Je ne parle pas du temps des physiciens qui se mesure en secondes comme la durée de 9 192 631 770 périodes de la radiation correspondant à la transition entre les niveaux hyperfins F=3 et F=4 de l’état fondamental 6S½ de l’atome de césium 133.

Pas plus de cette unité de temps qui rythme les processeurs de nos smartphones et qui bat un milliard de fois par seconde.

Je parle de ce temps dont certains prétendent hasardeusement qu’il s’écoule alors même qu’il n’est plus là quand il est passé et que seule notre imagination nous permet de lui donner corps lorsqu’il est à venir.

Il n’est pas nécessaire de rappeler combien la sensation de longueur ou au contraire de rapidité du temps varie considérablement selon notre état psychique et les activités qui nous occupent alors même que l’horloge, ce Dieu sinistre effrayant, impassible, dont le doigt nous menace, comme l’écrit Charles Baudelaire, poursuit imperturbablement son décompte sans fin.

Michel Siffre resté 61 jours sans aucun repère temporel au fond du gouffre de Scarrason dans les Alpes du sud, se croyait le 20 août lorsqu’il sorti en fait le 17 Septembre 1962.

Mon propos n’est pas de discourir en terme philosophique sur la vraie nature du temps, de parler de la trame du temps, d’envisager le passé, le présent et le futur, la triade bergsonienne sur laquelle nombre de candidats au baccalauréat ont eu souvent l’occasion de disserter.

Peut-être que cette douce somnolence qui suit parfois un repas bien arrosé de rosé vous a déjà envahi à la lecture de mes billevesées ?

Sinon m’accorderez-vous qu’il faut revoir aujourd’hui notre ressenti du temps qui passe à la lumière de ces incessantes sollicitations auxquelles nous soumet le monde connecté dans lequel nous sommes plongés ?

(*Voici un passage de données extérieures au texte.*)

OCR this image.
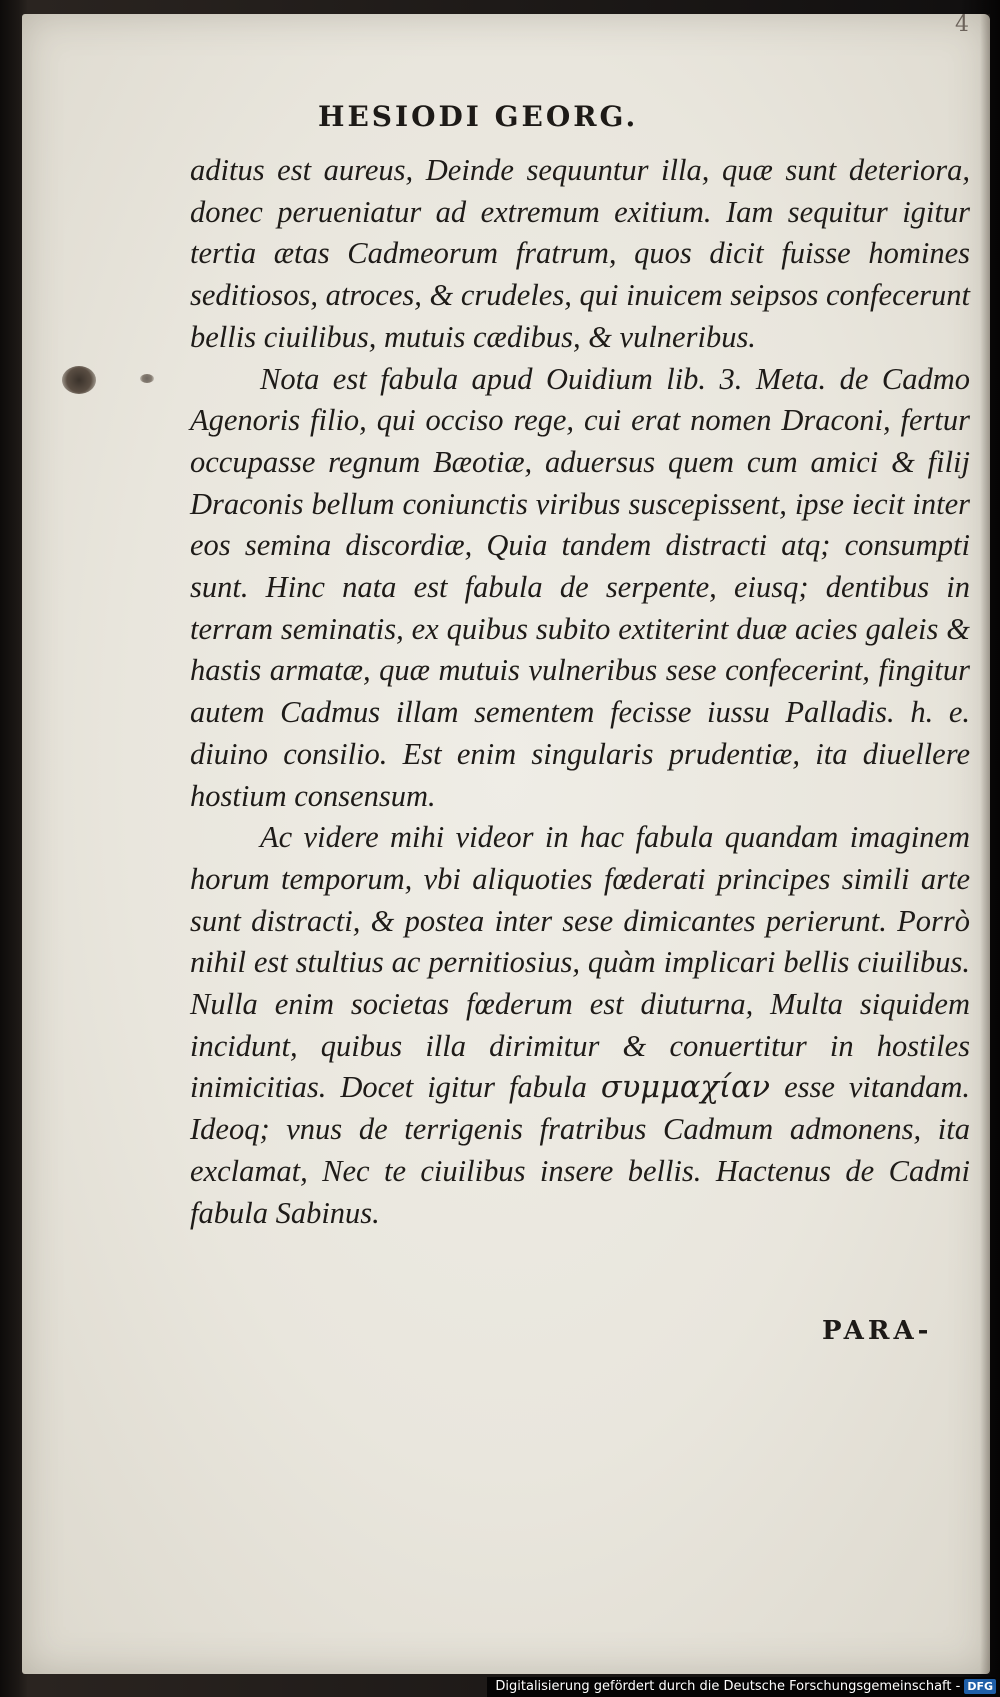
4
HESIODI GEORG.

aditus est aureus, Deinde sequuntur illa, quæ sunt deteriora, donec perueniatur ad extremum exitium. Iam sequitur igitur tertia ætas Cadmeorum fratrum, quos dicit fuisse homines seditiosos, atroces, & crudeles, qui inuicem seipsos confecerunt bellis ciuilibus, mutuis cædibus, & vulneribus.

Nota est fabula apud Ouidium lib. 3. Meta. de Cadmo Agenoris filio, qui occiso rege, cui erat nomen Draconi, fertur occupasse regnum Bæotiæ, aduersus quem cum amici & filij Draconis bellum coniunctis viribus suscepissent, ipse iecit inter eos semina discordiæ, Quia tandem distracti atq; consumpti sunt. Hinc nata est fabula de serpente, eiusq; dentibus in terram seminatis, ex quibus subito extiterint duæ acies galeis & hastis armatæ, quæ mutuis vulneribus sese confecerint, fingitur autem Cadmus illam sementem fecisse iussu Palladis. h. e. diuino consilio. Est enim singularis prudentiæ, ita diuellere hostium consensum.

Ac videre mihi videor in hac fabula quandam imaginem horum temporum, vbi aliquoties fœderati principes simili arte sunt distracti, & postea inter sese dimicantes perierunt. Porrò nihil est stultius ac pernitiosius, quàm implicari bellis ciuilibus. Nulla enim societas fœderum est diuturna, Multa siquidem incidunt, quibus illa dirimitur & conuertitur in hostiles inimicitias. Docet igitur fabula συμμαχίαν esse vitandam. Ideoq; vnus de terrigenis fratribus Cadmum admonens, ita exclamat, Nec te ciuilibus insere bellis. Hactenus de Cadmi fabula Sabinus.

PARA-
Digitalisierung gefördert durch die Deutsche Forschungsgemeinschaft - DFG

Car, aujourd’hui, nos portables, nos tablettes, nos ordinateurs rythment la rapidité avec laquelle nous vivons le temps qui passe.

Plus encore la vitesse à laquelle ils répondent à nos sollicitations influe grandement sur notre capacité à attendre les résultats.

Ainsi, si dans le silence majestueux des bibliothèques nos anciens prenaient le temps de rechercher, dans une consultation méthodique et laborieuse, des documents pour y dénicher une information rare et précieuse, nous ne supportons plus aujourd’hui qu’une question posée sur Google ne nous donne pas une foultitude de réponses instantanées.

Selon des études menées aussi bien par Google que Microsoft, un délai supérieur au temps nécessaire à cligner de l’œil, soit environ un quart de seconde suffit pour que l’utilisateur abandonne le site qu’il consulte.

Une vidéo qui met plus de deux secondes à démarrer subit le même sort.

De plus l’accélération des vitesses, comme par exemple la 4G sur les smartphones, ne fait qu’augmenter notre impatience au lieu de la réduire.

Sans compter bien sur le flot ininterrompu de messages sur Facebook, Twitter, de SMS qui dévaste en permanence notre rythme de vie.

Nous vivons dans l’univers de l’instantanéité où le temps de la réflexion n’a plus place.

Il ne fait pas de doute qu’une profonde transformation de notre ressenti du temps qui passe soit induite par la technologie.

Pourtant bien des activités humaines comme la science, l’art, la politique réclament que nous donnions du temps au temps, comme disait dans une formule un peu paradoxale un ancien président de la République, que nous ayons la patience d’attendre le murissement d’une idée, l’accomplissement d’une œuvre, le temps de la gestation d’une création, d’une découverte.

Il ne faudrait pas qu’au nom de cette vitesse souveraine, nous négligions de délicieux moments d’attente, la vertu de la patience dont on ne peut pas dire qu’elle soit particulièrement en vogue par les temps qui courent (mais où vont-ils ?).